My personal pattern is to shoot everything "progressive". It was 1920x1080p for a few years and is now 4K at 30p. When a project is complete, I output using a custom option and take advantage of the "Match Source" button. I put a copy on a flash drive for my TV and upload a copy to Vimeo. Vimeo seems to have no trouble with what I send it. ( Bill Sprague on Vimeo )
Frankly, unless you are using unusual cameras or footage from unusual sources you may be trying to make this too complicated.
Good luck with your projects!
Ok, thank you for tips and best wishes.
Yes, it's technical, more than most are interested in I suppose.
Cameras now are Canon EOS 80D and 100D and do progressive frames, no other choice.
Rather set and pleased with choice of cameras and lenses.
I am trying to figure out where to put more investments - better editors or authoring tools doing more quality rendering and have options enough to get the most from what you own - and which part of end quality is actually due to presentation like vimeo+player+monitors which I cannot control what viewers have.

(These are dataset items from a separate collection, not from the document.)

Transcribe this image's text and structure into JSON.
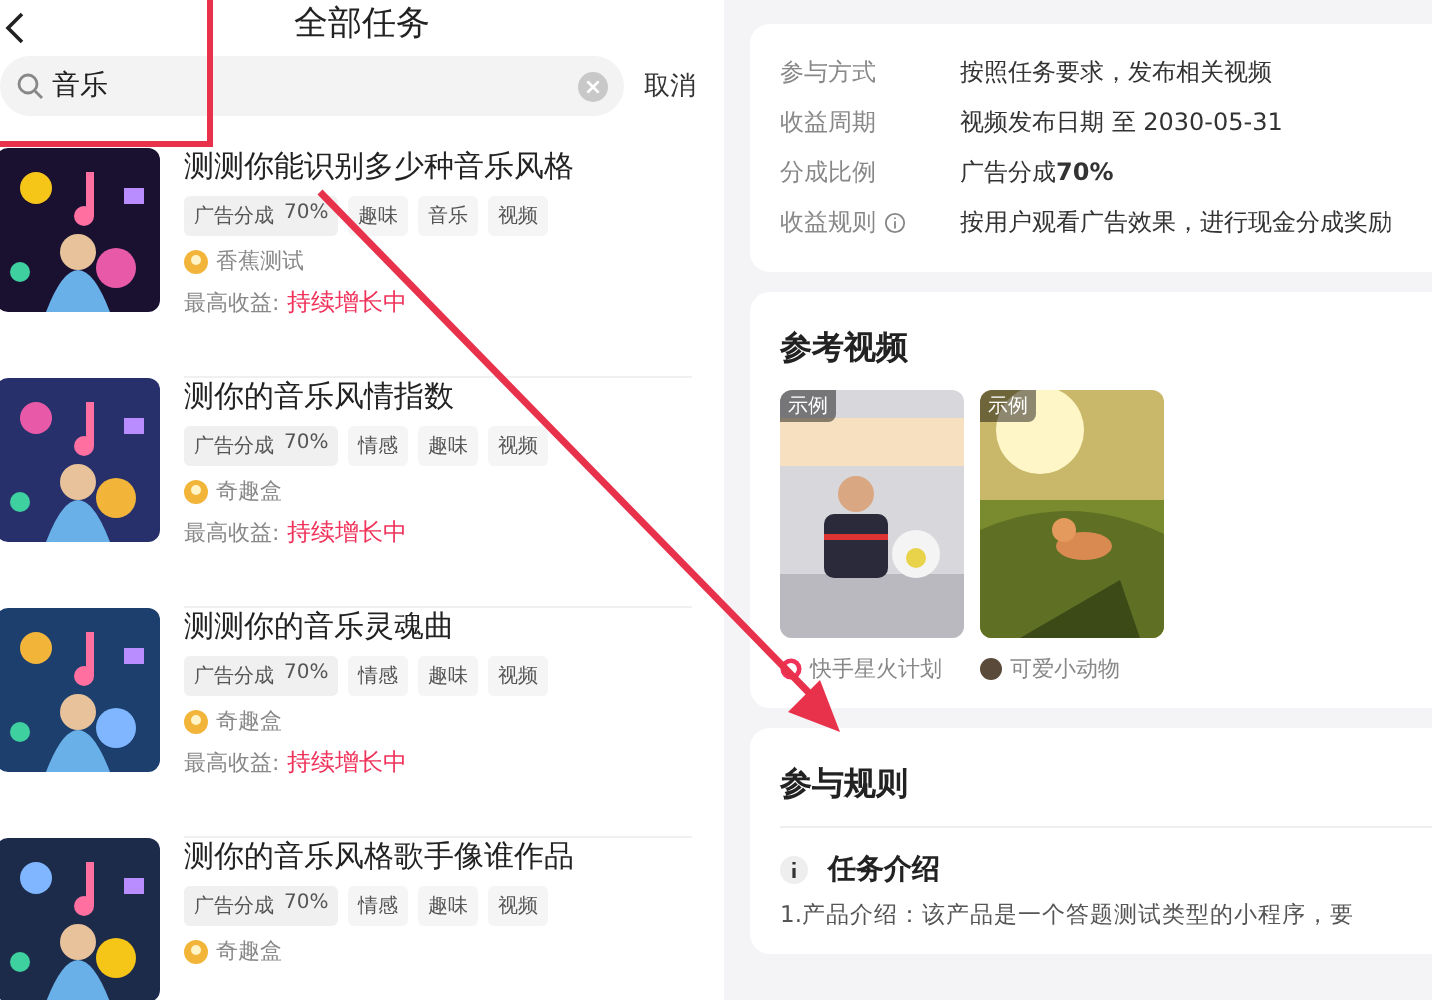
{
  "left": {
    "title": "全部任务",
    "search": {
      "value": "音乐"
    },
    "cancel": "取消",
    "tasks": [
      {
        "title": "测测你能识别多少种音乐风格",
        "share": "广告分成",
        "percent": "70%",
        "tags": [
          "趣味",
          "音乐",
          "视频"
        ],
        "author": "香蕉测试",
        "earnings_label": "最高收益:",
        "earnings": "持续增长中"
      },
      {
        "title": "测你的音乐风情指数",
        "share": "广告分成",
        "percent": "70%",
        "tags": [
          "情感",
          "趣味",
          "视频"
        ],
        "author": "奇趣盒",
        "earnings_label": "最高收益:",
        "earnings": "持续增长中"
      },
      {
        "title": "测测你的音乐灵魂曲",
        "share": "广告分成",
        "percent": "70%",
        "tags": [
          "情感",
          "趣味",
          "视频"
        ],
        "author": "奇趣盒",
        "earnings_label": "最高收益:",
        "earnings": "持续增长中"
      },
      {
        "title": "测你的音乐风格歌手像谁作品",
        "share": "广告分成",
        "percent": "70%",
        "tags": [
          "情感",
          "趣味",
          "视频"
        ],
        "author": "奇趣盒"
      }
    ]
  },
  "right": {
    "info": [
      {
        "label": "参与方式",
        "value": "按照任务要求，发布相关视频",
        "info_icon": false
      },
      {
        "label": "收益周期",
        "value": "视频发布日期  至  2030-05-31",
        "info_icon": false
      },
      {
        "label": "分成比例",
        "value": "广告分成**70%**",
        "info_icon": false
      },
      {
        "label": "收益规则",
        "value": "按用户观看广告效果，进行现金分成奖励",
        "info_icon": true
      }
    ],
    "videos_title": "参考视频",
    "videos": [
      {
        "badge": "示例",
        "author": "快手星火计划"
      },
      {
        "badge": "示例",
        "author": "可爱小动物"
      }
    ],
    "rules_title": "参与规则",
    "intro_title": "任务介绍",
    "intro_text": "1.产品介绍：该产品是一个答题测试类型的小程序，要"
  }
}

This is one part of question - put more money into authoring tools to get enough options and quality?
Here is where it gets technical beyond most peoples interest, so I warned you.
H264 is a series of frames, where a group of frames(GOP) are first a full frame(I-frame) compressed, then maybe 15 or so predictive frames(P-frames) just containing differences from previous frame. Then it starts over with the same series with a new full frame. In detail this is MPEG-4, and H264 also look in next frame to come deciding how to compress(think it's called B-frames).
So doing progressive where all rows/lines in each frame is presented at once - nothing unclear.
Every decoded frame is a full image at that instant. Last I-frame plus the predictives you are on now.
Interlaced though will do half a frame at a time, odd lines separate in a frame, and even lines in next - can be set in some editors if top frame or bottom frame comes first.
And on same bandwidth - interlaced can then use double framerate - each frame is half size - in 1080 each interlaced frame would be 540 lines.
TV is actually broadcasted like this, first one half frame then next - for PAL 50 fps.
But how does the encoding process when interlaced?
Is video interlaced different than tv broadcasts?
Just imagine that doing predictive frame compression is very different deal compared to if each frame processed is the full image - or just the odd or even rows.
So wonder about if there is a technical reason for interlaced to look bit more grainy - not hugely but tiny bit?
This was the question - if anybody remotely can get what I try to ask?
Just a reference to a book title would be great.